La commune de Seine-Saint-Denis a été choisie pour expérimenter le port de l’uniforme à l’école pendant deux ans. La ville d'Aubervilliers s'était portée candidate auprès du ministère de l’Éducation nationale.
Deux pantalons, deux pulls et cinq polos, tous identiques : voici la base de l’uniforme que pourraient porter les futurs élèves de la ville d’Aubervilliers. Tout comme Puteaux, Aubervilliers a été sélectionnée pour participer à l’expérimentation des uniformes en milieu scolaire, a annoncé la maire (UDI) Karine Franclet lors du dernier conseil municipal de l’année.
"Un beau projet qui verra le jour en 2024", sans en connaître la date exacte, a-t-elle précisé lors d'un conseil municipal le 21 décembre 2023. Il s’agit à l’origine d’une mesure gouvernementale portée par le ministre de l’Éducation nationale, Gabriel Attal, annoncée lors de la rentrée scolaire le 4 septembre 2023, en plein débat sur le port de l’abaya à l’école.
L'édile d’Aubervilliers, qui s’était portée candidate pour un test de deux ans dans un de ses groupes scolaires, se félicite de cette sélection qui permettra selon elle de créer "un sentiment d’appartenance" entre élèves. "Notre ville innove, et se positionne sur des sujets aussi importants que l’éducation de nos enfants, la lutte contre les inégalités et le décrochage scolaire", ajoute-t-elle.
"Une question de justice sociale"
Pour Karine Franclet, les arguments favorables à l’uniforme à l’école ne manquent pas. Pour défendre sa position, elle met en avant son passé de responsable d’établissements scolaires et sa mission de lutte contre le décrochage scolaire auprès de la région Île-de-France.
"C’est une question de justice sociale", indique-t-elle, "il y a plein de raisons positives". Et d’expliquer que les uniformes seront pris en charge par la Ville et l’État à 50% chacun et que des chercheurs indépendants évalueront les effets de cette mesure.
L'opposition dubitative
En réaction à cette annonce, le conseiller municipal d’opposition Anthony Daguet (PCF) s'est dit "dubitatif" lors du même conseil municipal. Il exige ainsi un débat de fond sur les objectifs pédagogiques visés afin d’en évaluer la pertinence et les résultats obtenus au bout des deux ans d’expérimentation.

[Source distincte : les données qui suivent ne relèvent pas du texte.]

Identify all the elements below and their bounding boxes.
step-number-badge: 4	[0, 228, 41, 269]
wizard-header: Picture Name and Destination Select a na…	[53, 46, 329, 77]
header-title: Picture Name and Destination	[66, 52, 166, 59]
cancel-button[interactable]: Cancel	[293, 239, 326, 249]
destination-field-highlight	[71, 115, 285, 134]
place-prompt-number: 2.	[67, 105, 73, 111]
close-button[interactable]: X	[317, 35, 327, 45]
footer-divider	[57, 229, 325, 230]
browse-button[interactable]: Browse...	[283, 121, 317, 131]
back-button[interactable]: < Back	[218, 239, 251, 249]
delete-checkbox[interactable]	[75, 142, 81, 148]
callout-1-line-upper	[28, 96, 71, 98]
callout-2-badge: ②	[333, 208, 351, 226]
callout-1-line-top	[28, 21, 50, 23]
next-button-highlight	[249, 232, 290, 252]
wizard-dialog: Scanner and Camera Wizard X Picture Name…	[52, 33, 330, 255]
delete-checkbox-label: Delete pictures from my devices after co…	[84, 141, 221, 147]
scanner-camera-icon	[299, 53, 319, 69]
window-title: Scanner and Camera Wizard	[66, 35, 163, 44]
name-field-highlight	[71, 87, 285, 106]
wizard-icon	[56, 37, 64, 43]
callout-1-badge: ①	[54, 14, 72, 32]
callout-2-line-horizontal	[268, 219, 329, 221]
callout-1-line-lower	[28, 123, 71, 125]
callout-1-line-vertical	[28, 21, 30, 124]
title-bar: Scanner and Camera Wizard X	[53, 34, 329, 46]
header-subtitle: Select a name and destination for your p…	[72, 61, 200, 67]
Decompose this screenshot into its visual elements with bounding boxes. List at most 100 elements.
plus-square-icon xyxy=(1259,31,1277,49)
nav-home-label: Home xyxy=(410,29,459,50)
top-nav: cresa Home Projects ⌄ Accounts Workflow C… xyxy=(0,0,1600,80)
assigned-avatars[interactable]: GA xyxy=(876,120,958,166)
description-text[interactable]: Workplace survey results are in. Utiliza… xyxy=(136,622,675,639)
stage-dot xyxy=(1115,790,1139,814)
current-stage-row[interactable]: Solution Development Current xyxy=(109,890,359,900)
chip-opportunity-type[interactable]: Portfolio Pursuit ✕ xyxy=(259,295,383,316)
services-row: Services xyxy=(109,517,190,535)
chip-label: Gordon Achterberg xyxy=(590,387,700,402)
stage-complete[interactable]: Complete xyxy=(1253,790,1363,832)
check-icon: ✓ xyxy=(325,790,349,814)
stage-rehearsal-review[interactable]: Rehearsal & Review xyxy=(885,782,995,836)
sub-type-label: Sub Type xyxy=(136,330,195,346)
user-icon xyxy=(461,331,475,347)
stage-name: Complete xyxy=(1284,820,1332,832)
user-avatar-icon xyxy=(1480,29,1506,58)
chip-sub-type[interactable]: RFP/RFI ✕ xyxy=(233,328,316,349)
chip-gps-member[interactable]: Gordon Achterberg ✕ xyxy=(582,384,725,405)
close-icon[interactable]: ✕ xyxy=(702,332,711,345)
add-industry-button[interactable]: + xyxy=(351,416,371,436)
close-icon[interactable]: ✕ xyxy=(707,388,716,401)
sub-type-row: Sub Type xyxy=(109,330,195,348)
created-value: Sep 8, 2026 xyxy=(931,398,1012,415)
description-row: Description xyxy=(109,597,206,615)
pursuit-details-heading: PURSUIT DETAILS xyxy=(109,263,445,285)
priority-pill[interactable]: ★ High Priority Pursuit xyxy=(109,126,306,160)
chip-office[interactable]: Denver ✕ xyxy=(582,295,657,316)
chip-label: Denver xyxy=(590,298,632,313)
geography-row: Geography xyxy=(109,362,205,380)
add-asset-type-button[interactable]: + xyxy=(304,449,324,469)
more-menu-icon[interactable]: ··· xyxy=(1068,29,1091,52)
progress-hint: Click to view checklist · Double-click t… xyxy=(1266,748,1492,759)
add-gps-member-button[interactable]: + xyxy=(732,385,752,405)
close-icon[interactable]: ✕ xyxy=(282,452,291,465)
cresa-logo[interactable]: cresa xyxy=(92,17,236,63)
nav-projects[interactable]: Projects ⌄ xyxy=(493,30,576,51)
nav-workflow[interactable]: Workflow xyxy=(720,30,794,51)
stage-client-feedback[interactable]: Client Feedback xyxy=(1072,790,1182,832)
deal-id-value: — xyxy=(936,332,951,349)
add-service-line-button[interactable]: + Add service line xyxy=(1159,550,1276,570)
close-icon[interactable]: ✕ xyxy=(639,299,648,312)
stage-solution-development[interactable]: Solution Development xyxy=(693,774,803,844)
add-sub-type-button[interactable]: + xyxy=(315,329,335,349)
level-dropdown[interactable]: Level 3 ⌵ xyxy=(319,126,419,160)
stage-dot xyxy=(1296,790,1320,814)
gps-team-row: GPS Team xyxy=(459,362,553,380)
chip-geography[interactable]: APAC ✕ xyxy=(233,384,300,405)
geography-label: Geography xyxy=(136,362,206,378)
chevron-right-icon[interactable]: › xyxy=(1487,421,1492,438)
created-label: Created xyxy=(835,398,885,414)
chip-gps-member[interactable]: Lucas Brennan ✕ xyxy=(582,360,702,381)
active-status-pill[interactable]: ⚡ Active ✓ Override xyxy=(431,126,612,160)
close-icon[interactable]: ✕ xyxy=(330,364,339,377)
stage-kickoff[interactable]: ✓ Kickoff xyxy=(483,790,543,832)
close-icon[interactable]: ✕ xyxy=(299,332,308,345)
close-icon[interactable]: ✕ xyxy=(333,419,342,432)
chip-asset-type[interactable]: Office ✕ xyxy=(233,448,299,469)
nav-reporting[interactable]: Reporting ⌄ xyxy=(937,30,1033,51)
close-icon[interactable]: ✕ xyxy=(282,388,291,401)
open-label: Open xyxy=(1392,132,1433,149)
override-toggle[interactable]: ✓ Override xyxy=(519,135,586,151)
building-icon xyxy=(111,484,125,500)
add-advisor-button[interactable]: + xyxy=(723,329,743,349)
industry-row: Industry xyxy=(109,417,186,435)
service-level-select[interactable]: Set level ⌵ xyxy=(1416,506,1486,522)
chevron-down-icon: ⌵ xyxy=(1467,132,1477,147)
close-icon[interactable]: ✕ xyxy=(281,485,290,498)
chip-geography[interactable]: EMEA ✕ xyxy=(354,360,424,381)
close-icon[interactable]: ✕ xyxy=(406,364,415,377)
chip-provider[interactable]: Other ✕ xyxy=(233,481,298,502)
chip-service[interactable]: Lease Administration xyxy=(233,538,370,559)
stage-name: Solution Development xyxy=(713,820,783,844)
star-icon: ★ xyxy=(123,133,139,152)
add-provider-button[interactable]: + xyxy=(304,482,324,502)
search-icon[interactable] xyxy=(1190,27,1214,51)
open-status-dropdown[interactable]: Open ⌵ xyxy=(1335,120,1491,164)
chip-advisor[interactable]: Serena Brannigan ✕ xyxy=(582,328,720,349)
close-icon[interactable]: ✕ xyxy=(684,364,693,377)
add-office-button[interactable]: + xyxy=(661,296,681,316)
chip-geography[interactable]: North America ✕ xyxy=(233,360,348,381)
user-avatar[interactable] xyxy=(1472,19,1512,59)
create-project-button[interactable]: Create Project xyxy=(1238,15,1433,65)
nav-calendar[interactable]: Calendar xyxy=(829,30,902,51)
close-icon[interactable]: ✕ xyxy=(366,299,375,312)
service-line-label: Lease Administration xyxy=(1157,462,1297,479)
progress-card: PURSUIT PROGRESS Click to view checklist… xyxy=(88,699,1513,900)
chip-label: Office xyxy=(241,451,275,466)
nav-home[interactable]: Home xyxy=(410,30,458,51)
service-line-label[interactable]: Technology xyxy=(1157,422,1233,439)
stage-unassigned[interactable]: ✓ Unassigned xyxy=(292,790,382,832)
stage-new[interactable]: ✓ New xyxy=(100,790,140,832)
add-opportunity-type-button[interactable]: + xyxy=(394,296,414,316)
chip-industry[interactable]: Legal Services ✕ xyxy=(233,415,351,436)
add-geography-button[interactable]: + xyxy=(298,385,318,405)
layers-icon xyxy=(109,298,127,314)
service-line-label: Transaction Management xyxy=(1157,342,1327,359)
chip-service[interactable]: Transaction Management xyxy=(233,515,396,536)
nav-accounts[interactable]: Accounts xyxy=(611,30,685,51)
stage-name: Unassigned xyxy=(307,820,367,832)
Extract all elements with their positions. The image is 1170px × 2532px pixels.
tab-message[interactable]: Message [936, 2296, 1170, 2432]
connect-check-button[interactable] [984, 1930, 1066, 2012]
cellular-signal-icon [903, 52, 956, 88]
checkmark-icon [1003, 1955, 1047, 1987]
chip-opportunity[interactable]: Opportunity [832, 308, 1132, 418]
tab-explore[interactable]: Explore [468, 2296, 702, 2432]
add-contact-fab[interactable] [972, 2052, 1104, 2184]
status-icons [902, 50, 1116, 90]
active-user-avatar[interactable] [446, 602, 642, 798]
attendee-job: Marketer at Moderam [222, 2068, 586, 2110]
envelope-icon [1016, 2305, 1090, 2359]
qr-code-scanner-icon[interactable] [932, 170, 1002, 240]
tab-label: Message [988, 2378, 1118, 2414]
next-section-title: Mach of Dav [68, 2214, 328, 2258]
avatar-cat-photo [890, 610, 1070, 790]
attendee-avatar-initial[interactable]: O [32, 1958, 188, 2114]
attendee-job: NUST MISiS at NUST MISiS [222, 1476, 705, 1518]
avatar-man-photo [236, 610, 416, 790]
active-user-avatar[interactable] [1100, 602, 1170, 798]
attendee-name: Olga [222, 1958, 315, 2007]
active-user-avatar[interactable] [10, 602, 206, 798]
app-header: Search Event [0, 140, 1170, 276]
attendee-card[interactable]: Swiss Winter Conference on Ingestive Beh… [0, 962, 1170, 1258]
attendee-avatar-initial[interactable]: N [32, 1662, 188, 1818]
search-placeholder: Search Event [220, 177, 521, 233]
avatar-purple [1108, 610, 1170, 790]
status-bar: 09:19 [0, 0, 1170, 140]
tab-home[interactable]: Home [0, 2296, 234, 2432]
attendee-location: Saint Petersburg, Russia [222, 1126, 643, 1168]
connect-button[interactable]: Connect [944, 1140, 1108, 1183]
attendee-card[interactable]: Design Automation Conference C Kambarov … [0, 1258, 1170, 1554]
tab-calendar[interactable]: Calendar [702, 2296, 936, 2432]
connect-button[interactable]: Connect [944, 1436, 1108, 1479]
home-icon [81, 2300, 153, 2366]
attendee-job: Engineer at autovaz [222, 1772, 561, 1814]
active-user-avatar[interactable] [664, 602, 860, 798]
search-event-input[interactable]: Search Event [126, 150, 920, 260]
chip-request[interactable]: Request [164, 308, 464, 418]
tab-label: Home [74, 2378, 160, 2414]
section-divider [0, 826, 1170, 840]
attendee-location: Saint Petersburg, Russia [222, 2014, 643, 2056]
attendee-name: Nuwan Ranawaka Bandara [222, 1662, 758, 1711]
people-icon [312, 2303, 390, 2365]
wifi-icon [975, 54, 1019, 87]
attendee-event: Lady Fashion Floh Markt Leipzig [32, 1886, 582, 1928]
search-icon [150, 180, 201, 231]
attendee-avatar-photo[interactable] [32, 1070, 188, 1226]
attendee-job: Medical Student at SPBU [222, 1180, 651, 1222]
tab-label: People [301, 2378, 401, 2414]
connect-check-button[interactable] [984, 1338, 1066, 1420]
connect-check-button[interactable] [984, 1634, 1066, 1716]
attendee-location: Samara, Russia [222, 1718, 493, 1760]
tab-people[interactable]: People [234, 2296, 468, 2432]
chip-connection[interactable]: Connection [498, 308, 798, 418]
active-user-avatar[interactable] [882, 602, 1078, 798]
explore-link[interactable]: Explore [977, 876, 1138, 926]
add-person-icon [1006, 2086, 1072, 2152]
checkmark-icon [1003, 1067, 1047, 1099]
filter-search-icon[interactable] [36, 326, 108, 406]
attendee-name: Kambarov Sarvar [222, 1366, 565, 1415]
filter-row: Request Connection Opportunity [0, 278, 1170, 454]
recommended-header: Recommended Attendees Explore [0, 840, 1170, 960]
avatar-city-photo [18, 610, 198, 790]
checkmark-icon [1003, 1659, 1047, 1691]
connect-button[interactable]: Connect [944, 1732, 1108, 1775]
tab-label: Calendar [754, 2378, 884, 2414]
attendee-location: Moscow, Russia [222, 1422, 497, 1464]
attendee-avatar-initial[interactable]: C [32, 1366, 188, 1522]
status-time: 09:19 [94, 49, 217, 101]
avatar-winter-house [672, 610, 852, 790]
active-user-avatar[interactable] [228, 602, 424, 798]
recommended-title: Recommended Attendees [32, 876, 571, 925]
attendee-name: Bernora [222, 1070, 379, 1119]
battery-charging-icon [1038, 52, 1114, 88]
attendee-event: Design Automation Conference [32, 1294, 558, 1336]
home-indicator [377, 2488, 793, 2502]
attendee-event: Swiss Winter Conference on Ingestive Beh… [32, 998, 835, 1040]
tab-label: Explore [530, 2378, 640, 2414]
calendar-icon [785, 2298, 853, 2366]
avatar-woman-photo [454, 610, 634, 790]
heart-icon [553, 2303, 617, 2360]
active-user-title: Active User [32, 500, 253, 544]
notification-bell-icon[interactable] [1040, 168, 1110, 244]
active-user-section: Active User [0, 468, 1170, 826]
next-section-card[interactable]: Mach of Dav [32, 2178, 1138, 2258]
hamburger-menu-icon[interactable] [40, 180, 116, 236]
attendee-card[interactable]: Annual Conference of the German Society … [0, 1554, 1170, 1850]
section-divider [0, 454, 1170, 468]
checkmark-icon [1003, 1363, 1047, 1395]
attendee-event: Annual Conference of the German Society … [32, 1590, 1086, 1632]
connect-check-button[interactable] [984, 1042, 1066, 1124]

"Ce qui compte, c’est la question des moyens à l’école, du nombre de professeurs devant les élèves et des professions intermédiaires, qu’on oublie souvent : des psychologues, des infirmières, ce qui est extrêmement important. Et le ministère a beau jeu de mettre un petit épouvantail, une sorte de fanfreluche sur la question vestimentaire", dénonce-t-il.
Pour preuve, selon lui, les résultats de la dernière enquête Pisa sur le classement des élèves français en mathématiques, qui témoigne d’un niveau "catastrophique".
L’uniforme, un mythe français ?
Le débat de l’uniforme à l'école revient souvent à l’aune des rentrées scolaires ou des interventions de la classe politique. En janvier dernier, Brigitte Macron s’est dite favorable à son instauration pour "gommer les différences".
Selon l’anthropologue Aude Le Guennec, commissaire de l’exposition "S’habiller pour l’école" au musée de l’Éducation de Rouen, l’uniforme a très peu existé dans l’histoire française, à l’exception de celui réservé aux internes garçons des lycées publics fondés par Napoléon en 1802. Un vêtement imaginé pour une future élite administrative et militaire de l’Empire.
Les autres exceptions étant les établissements privés souvent catholiques, qui obligent leurs élèves à porter l’uniforme. L’anthropologue révèle que le port de l'uniforme n’a aucune réalité légale jusqu’à aujourd’hui. Seuls les règlements intérieurs propres à chaque établissement l'imposent.
L’uniforme à l’école serait donc un mythe qui pourrait devenir réalité dès le printemps 2024 pour certains élèves d’Aubervilliers à condition que cette expérimentation soit approuvée par l’ensemble de la communauté éducative des établissements.